IN THE UNITED STATES BANKRUPTCY COURT
FOR THE NORTHERN DISTRICT OF CALIFORNIA
In re
CIRCLE W. RANCH, No. 92-13256
Debtor.
___________________________/
CIRCLE W. RANCH,
Plaintiff,
v. A.P. No. 93-1029
STATE OF CALIFORNIA,
Defendant.
______________________________/
Memorandum of Decision
In 1988, debtor Circle W. Ranch deeded its real property at 280 Leveroni Road, Sonoma,
California, to one James Mitchell. Although the form of the deed was an absolute transfer, the
evidence establishes clearly that Circle W and Mitchell intended the transaction between
themselves to be a security transaction, with Circle W retaining the right to regain title. Circle
W retained possession of the property, and made all debt service, insurance, property tax, and
other payments associated with the property.
This adversary proceeding is over $75,000.00 in capital gains tax which the State of
California claims is due on account of the sale to Mitchell. The state argues that even if the
parties intended the transfer to Mitchell to be for security purposes, it must be treated as an
outright sale for tax purposes.
Pursuant to California Revenue and Taxation Code section 18031, gain or loss on the the
disposition of property is to be determined in accordance with federal tax law. In
Helvering
v. F. & R. Lazarus Co., 308 U.S. 252 (1939), the Supreme Court held that the substance of the
transaction, not its form, determines if there has been a sale for tax purposes. See also
Patton
v. Jonas, 249 F.2d 375 (7th Cir. 1957). As the tax court noted in
Vickers v. Commissioner, 36
TCM 391 (1977):
A primary factor governing whether a transaction is
a sale or a security arrangement is the parties' in-
tentions, gathered from the instruments themselves
and from the attending facts and circumstances.

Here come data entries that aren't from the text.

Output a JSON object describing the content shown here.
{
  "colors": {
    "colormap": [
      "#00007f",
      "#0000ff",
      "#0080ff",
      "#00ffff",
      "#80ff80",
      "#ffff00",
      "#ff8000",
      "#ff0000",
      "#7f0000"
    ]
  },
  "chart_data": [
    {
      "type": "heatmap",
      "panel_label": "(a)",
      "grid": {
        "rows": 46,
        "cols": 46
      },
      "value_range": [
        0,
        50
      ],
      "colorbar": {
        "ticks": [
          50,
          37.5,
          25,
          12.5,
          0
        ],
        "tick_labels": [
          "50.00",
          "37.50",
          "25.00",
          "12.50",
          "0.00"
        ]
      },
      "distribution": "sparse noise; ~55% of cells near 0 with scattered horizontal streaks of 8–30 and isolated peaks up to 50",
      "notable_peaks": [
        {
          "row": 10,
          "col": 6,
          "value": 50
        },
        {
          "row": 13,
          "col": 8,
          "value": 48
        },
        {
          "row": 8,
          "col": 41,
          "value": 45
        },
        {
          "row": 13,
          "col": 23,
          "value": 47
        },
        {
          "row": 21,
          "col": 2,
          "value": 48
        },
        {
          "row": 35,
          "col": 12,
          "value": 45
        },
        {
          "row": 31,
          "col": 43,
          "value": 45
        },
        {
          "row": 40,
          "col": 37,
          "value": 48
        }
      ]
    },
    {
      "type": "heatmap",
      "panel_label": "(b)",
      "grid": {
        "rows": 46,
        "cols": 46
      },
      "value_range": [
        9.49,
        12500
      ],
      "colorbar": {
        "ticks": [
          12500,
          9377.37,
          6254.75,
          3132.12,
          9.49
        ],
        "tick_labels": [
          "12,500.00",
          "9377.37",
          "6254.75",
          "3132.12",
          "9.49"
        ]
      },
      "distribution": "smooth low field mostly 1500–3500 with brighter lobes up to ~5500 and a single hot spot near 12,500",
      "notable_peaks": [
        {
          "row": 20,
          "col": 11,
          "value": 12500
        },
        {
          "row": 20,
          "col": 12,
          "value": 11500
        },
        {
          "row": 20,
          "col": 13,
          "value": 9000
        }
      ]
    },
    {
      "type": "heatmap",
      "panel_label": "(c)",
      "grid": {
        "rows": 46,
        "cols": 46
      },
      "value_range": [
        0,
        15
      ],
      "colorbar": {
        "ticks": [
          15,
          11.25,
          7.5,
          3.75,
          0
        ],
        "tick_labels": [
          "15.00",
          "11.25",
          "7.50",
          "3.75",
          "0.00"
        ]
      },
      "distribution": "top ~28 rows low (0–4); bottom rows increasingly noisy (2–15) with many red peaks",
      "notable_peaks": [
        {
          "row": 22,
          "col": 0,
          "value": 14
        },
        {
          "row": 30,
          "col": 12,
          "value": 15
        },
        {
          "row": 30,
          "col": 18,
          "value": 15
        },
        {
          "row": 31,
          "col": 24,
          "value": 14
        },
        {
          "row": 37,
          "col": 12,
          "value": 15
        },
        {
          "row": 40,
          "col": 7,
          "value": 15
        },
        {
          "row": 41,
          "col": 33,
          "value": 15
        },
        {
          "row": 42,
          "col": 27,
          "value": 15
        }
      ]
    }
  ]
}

In this case, the attending facts and circumstances show that neither party intended a sale.
The only case cited by the state,
Munger v. Moore, 11 Cal.App.3d 1 (1970), is not a tax case
and does not seem relevant to taxation situations. The cases cited above make it clear that a
taxing authority does not have the rights of an innocent purchaser, and is bound by the
substance of the transaction.
Accordingly, judgment shall be entered in favor of Circle W declaring that the 1988
transaction was not a sale in substance and, accordingly, no taxes are due on account of it. Any
tax lien based on that transaction will be declared void. Circle W shall recover its costs of suit.
This memorandum constitutes the court's findings and conclusions pursuant to FRCP 52(a)
and FRBP 7052. Counsel for plaintiff shall submit an appropriate form of judgment forthwith.